AGA’nın temel vurgusunu yerel, adil ve temiz gıda olarak özetleyebiliriz, ancak burada denetleyici olarak sorumluluk almanın tamamen başka bir iş olduğunu ve bu modelde uygulanabilir olmadığını anlamak gerek. Biz platformu tanıtırken gıda topluluklarına, kooperatiflere, belirli ağlar ve projelere dahil olan üreticilere ve üretici gruplarına ulaşıyoruz. Bu üreticiler dahil oldukları oluşumlar üzerinden zaten denetleniyor ve bilinçli tüketici nezdinde güven sağlamış durumdalar. Bu türden grupları en ideal üretici grupları olarak görebiliriz ve AGA platformu, bu üreticileri özellik işlevi ve etiketler üzerinden pozitif olarak ayrıştırıyor. Üretici sertifikasyona tabi bir beyanda bulunuyorsa ilgili belgeyi üyeden talep ederek kontrolünü sağlıyoruz, ancak bunun bile ne kadar yüzeysel bir çalışma olduğunu şu şekilde anlayabiliriz: Diyelim ki bir üretici organik portakal ürettiğini beyan etti, bize de ilgili sertifikayı sundu ve biz de onay verdik. Sipariş verdiğinizde üreticinin o portakalı gönderip göndermediğini nasıl kontrol edeceğiz? İşte vurgulamak istediğimiz dürüstlük, iletişim gibi kavramlar buraya işaret ediyor. Açık Gıda Ağı olarak sunduğumuz tüm imkanlar vurguladığımız ve öne çıkardığımız değerler ile uyumlu bir yapıya sahip, ancak sistemi gerçek anlamda kullanacak kişiler bu değerlerin bir karşılığı olup olmayacağı hususunda belirleyici olacaklar. AGA sitesinde alışveriş yaparken ürünü üreticisi dışındaki bir dağıtım kanalından satın alırken ödediğiniz tutarın ne kadarının üreticiye, ne kadarının da diğer masraflara gittiğini dahi görebilirsiniz. Üreticilerin sisteme kayıt olması aşamasında dışlayıcı ve uzaklaştırıcı bir anlayış kesinlikle sergilemeyi düşünmüyoruz ama platform üzerinden paketli ve endüstriyel gıda ürünü satışına izin vermeyeceğimizi de belirtelim.
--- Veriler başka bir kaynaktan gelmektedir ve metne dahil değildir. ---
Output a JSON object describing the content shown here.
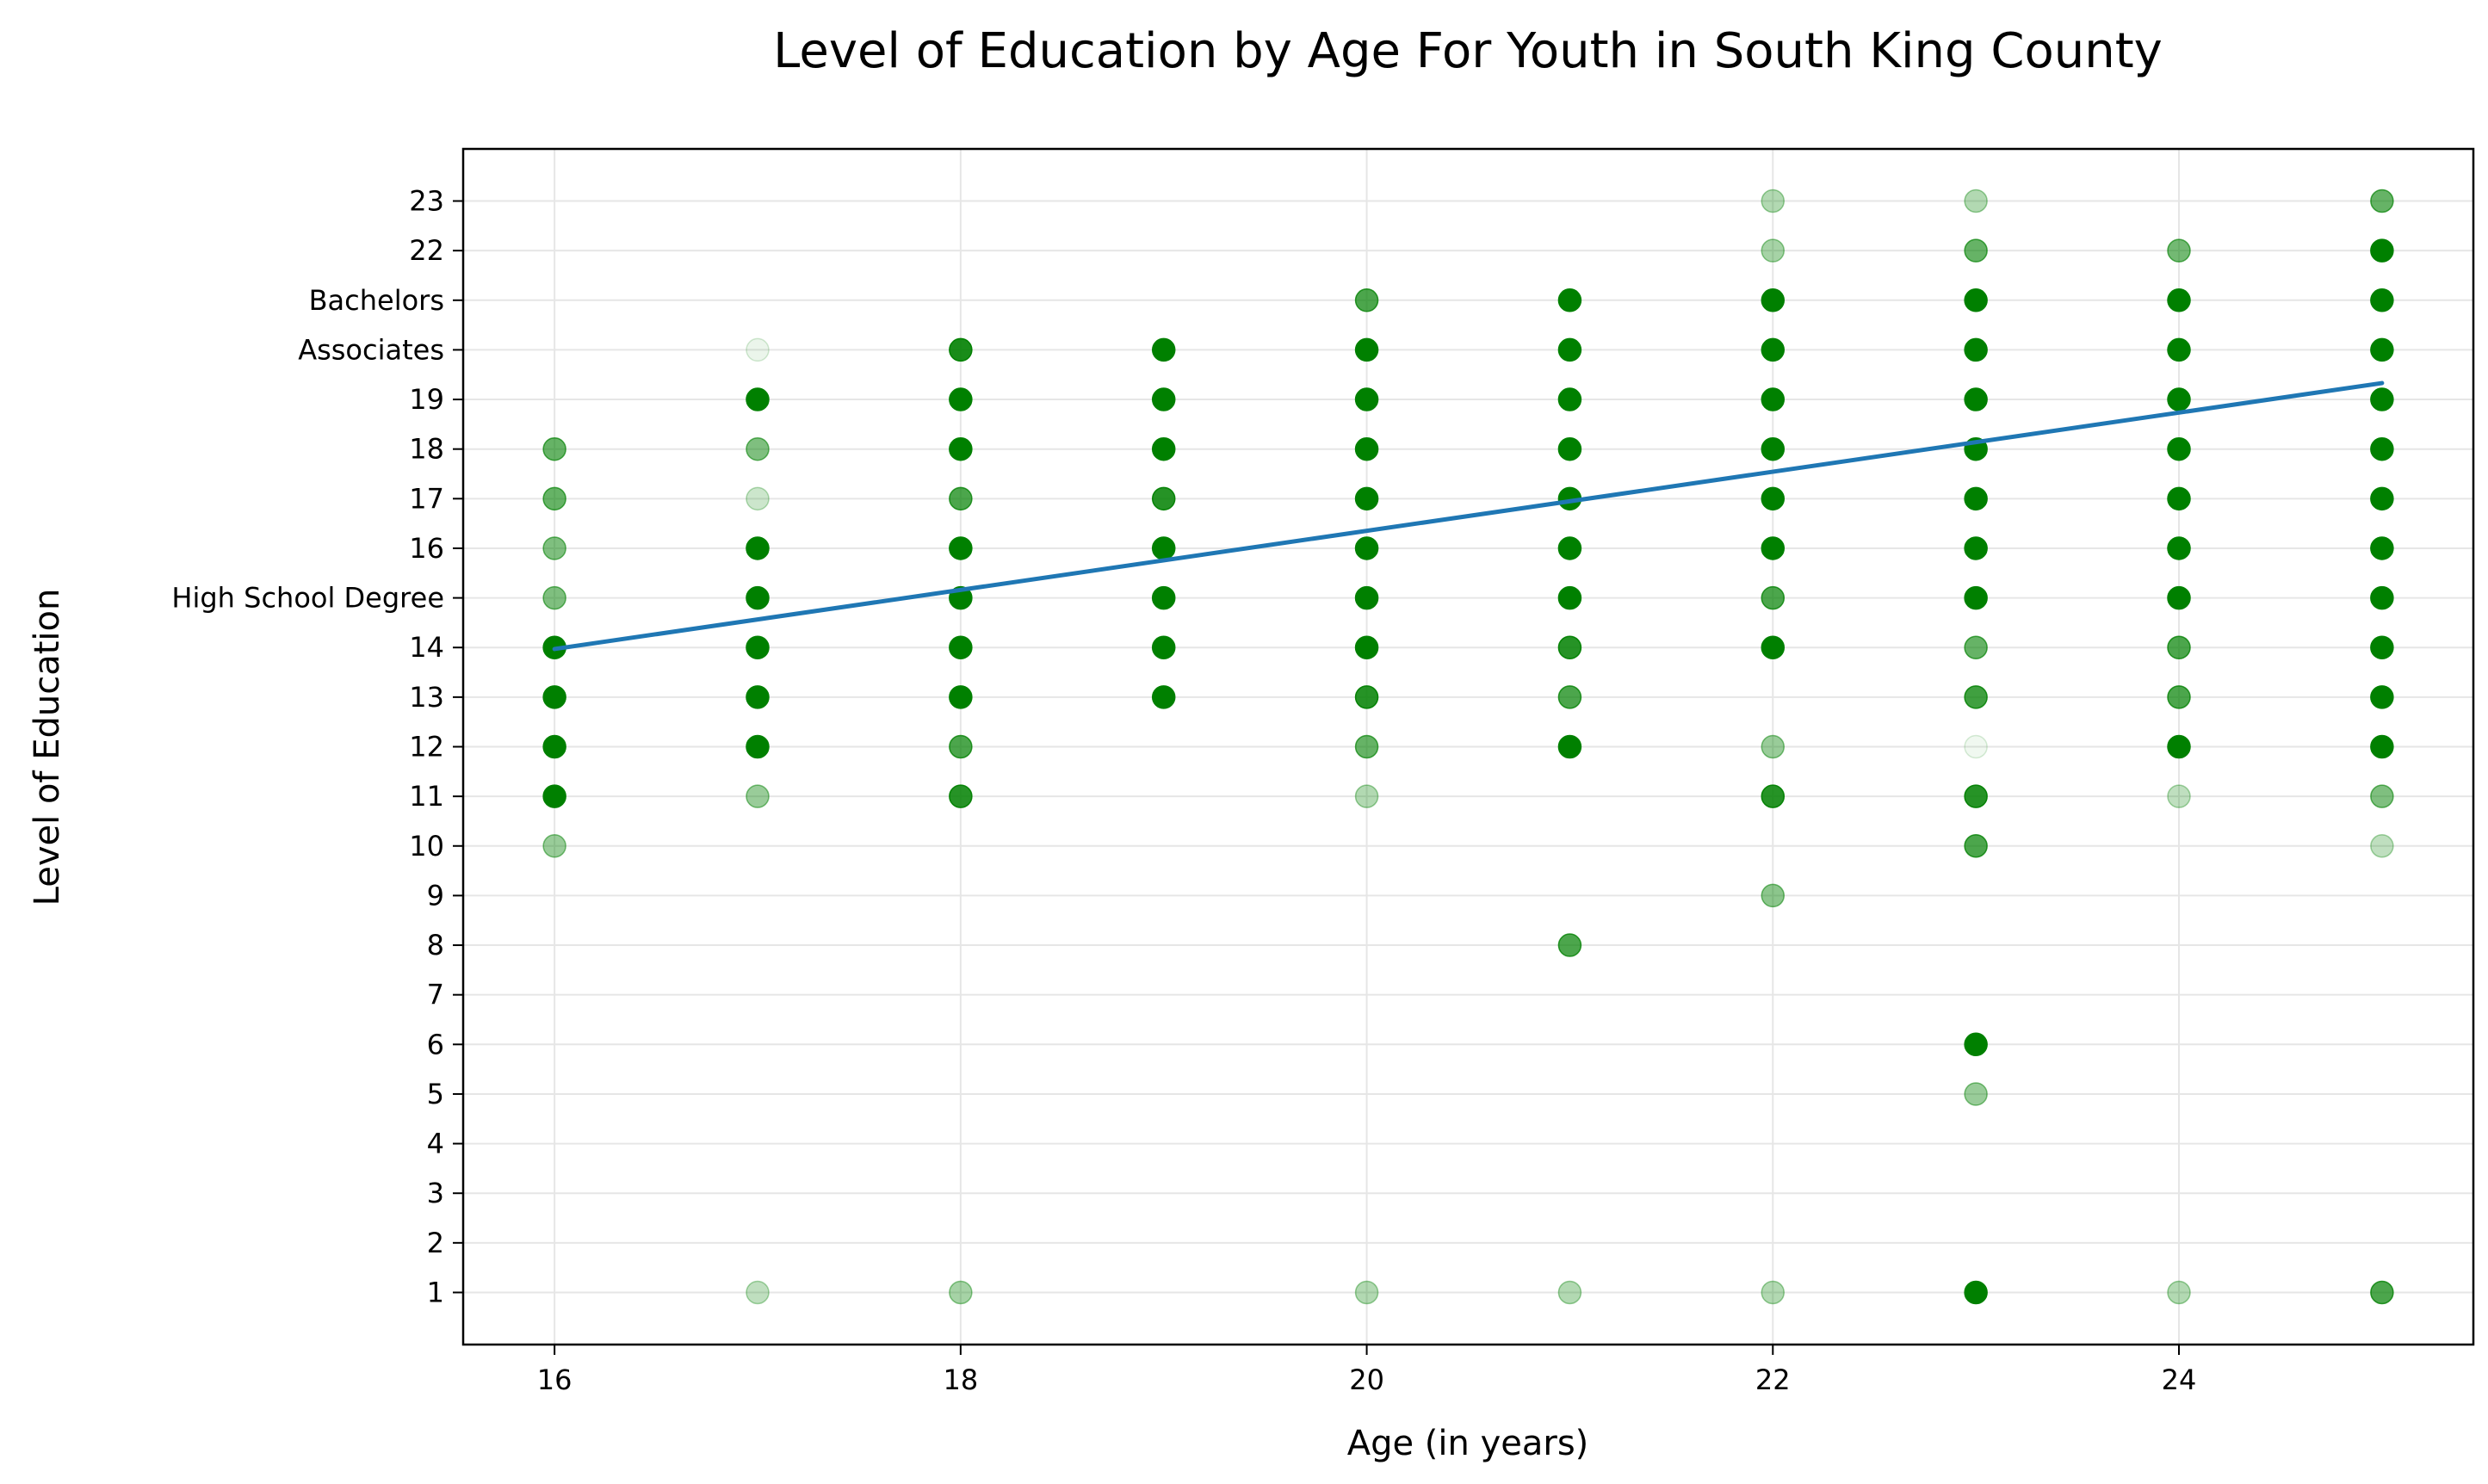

Açık Gıda Ağı’nın mevcut yapısı yanında pestisit kullanılmadan, yerel tohumla üretilen gıdaların, ekolojik ürünlerin oranını artırmak için yürüttüğü çalışmalar var mı? Bu konuda ilgili STK’larla iş birliği yapıyor musunuz örneğin?

AGA bir sosyal girişim projesi ve bunu maddi yönden iki şekilde ele alıyor: Yaratılan kaynağın adil oluşu ve bu kaynağın yönetilme şekli. AGA projesi devamlılığı için gerekli olan maddi kaynaktan fazlasını elde etmesi halinde bunu gıda ve çevre güvenliği ile ilgili projelere fon olarak kullanmayı taahhüt ediyor. Maddi yönden oluşacak bu özgürlük yeni sivil girişimler ve toplulukların kurulmasında aktif olarak rol almamıza da yardımcı olacak. Henüz bir ay önce platformu tanıtmaya ve ilişkiler kurmaya başladığımız için şu an için devam eden bir iş birliğimiz yok ama böyle fırsatları dört gözle bekliyoruz.

Son olarak, henüz sistem üzerinden satışa başlanmadığını, şu anda üreticilerin kayıt sürecinde olduğumuzu ve çok yakında satışların başlayacağını tüm iletişim kanallarından duyuracağımızı belirtmekte fayda olabilir.